Chegando em Roma, Iáquimo conta a Póstumo que foi fácil conquistar o coração de sua esposa. Bastou declamar-lhe alguns sonetos e usar o alaúde para compor uma bela canção, que logo a moça caiu em seus braços. Descreveu cada detalhe do comportamento da moça: sua doçura, sua beleza, seu prazer de viver. Descreveu a Póstumo detalhe por detalhe dos aposentos da moça, cada quadro, cada objeto de prata, a formosura das cortinas de seda, e terminou o discurso entregando-lhe a pulseira de ouro, que Póstumo dera a esposa como um símbolo do seu amor e fidelidade eternos. Irado, Póstumo entrega a Iáquimo o anel de diamantes que Imogênia lhe dera, jurando que a mataria o quanto antes. Desesperado, escreve uma carta para um amigo seu em Britânia, um oficial da Corte chamado Pisânio, e pede ao patrício que mate Imogênia. Como era um nobre Cavalheiro de Britânia, e devia respeito a pessoa do rei, recusou-se a dar fim a vida da moça.

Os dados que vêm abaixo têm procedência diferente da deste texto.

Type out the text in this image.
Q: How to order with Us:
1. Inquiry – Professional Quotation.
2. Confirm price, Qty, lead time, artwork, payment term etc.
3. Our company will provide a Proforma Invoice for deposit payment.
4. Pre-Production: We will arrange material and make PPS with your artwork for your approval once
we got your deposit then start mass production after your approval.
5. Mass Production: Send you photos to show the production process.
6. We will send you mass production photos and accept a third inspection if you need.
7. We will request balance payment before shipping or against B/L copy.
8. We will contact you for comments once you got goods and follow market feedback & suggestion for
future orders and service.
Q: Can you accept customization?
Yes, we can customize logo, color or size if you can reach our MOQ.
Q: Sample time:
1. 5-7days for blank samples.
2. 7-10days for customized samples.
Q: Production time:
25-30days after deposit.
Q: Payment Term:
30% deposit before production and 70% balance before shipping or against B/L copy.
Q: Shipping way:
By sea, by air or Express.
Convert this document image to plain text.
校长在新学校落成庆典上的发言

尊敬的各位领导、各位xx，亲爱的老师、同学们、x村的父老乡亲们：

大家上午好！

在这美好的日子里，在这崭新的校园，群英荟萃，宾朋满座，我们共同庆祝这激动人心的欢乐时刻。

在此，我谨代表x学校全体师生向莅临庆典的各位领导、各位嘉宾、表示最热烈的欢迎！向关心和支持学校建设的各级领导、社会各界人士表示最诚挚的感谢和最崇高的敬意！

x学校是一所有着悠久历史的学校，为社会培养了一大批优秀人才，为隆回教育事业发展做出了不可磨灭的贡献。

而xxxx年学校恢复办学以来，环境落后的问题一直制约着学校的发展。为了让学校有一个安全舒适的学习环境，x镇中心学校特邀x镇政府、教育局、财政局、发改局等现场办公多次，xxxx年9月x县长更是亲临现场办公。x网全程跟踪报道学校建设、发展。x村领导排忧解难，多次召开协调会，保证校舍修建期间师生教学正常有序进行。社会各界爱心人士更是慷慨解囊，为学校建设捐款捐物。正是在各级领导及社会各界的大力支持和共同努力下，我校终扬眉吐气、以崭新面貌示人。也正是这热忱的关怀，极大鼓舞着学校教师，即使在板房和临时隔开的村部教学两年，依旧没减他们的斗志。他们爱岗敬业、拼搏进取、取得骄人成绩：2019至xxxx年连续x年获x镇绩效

Mas para não aborrecer ao caríssimo amigo, disse a Iáquimo que faria o que ele mandou. Naquele mesmo dia, Imogênia recebe uma carta do marido, que pede a ela que se dirija ao porto de Milford-Haven, e que de lá partisse para Roma, com o intuito de encontrá-lo. Com o coração em festa, Imogênia foge do palácio durante a noite, e na companhia de Pisânio, segue para o porto. No meio do caminho, o cavalheiro revela à princesa o verdadeiro motivo daquela viagem. Imogênia desespera-se ao perceber que o marido mandara matá-la, mas é acalmada por Pisânio, que diz que não fará nenhum mal à filha do rei. Resolvem então que o melhor será que esta se disfarce de pajem, e siga viagem como um cavalheiro, até dcidir o que fará de sua vida. Imogênia concorda com o plano e passa a chamar-se Fidele. De volta à Corte, Pisânio escreve para Póstumo, dizendo que matara Imogênia.           

Fidele depois de caminhar muitas horas, cansado e faminto, acaba por abrigar-se numa caverna onde encontra água e comida. Percebe logo que ali deveria existir algum habitante, e que isso era um perigo, já que alguém logo regressaria e poderia não gostar de ter seus domínios invadidos por um jovem varão. Todavia, o cansaço era tanto, que Fidele acabou adormecendo. Acontece que como a providência divina não abandona a nenhum de seus filhos, os senhores daquela caverna eram nada mais, nada menos, que os irmãos da donzela, Guidério e Arvirago, que ao serem sequestrados por Belário, ganharam novos nomes, e agora chamavam-se Polidoro e Cadwal. Os rapazes foram criados por Belário como filhos, e nem suspeitavam que aquele homem bondoso, a quem amavam como a um pai, era na verdade o seu raptor. Ao regressarem à caverna, os jovens guerreiros e o pai, encontram Fidele dormindo, e este ao despertar na presença de todos, pede mil desculpas por ter invadido a caverna, mas explica que estava cansado e faminto, e que se não tivesse feito isso, acabaria morto. Ninguém ofende-se com a invasão, e tomados por um sentimento de extrema candura, os irmãos apaixonam-se pela alma de Imogênia, como se vivessem juntos desde a infância. Fidele passa a sentir-se em casa, e em retribuição à bondade de todos, passa a cozinhar e fazer todo o serviço doméstico, já que embora pareça um rapaz, é na verdade a princesa Imogênia, que educada para ser uma excelente esposa nos moldes da época, sabia fazer de tudo para o bom andamento de um lar.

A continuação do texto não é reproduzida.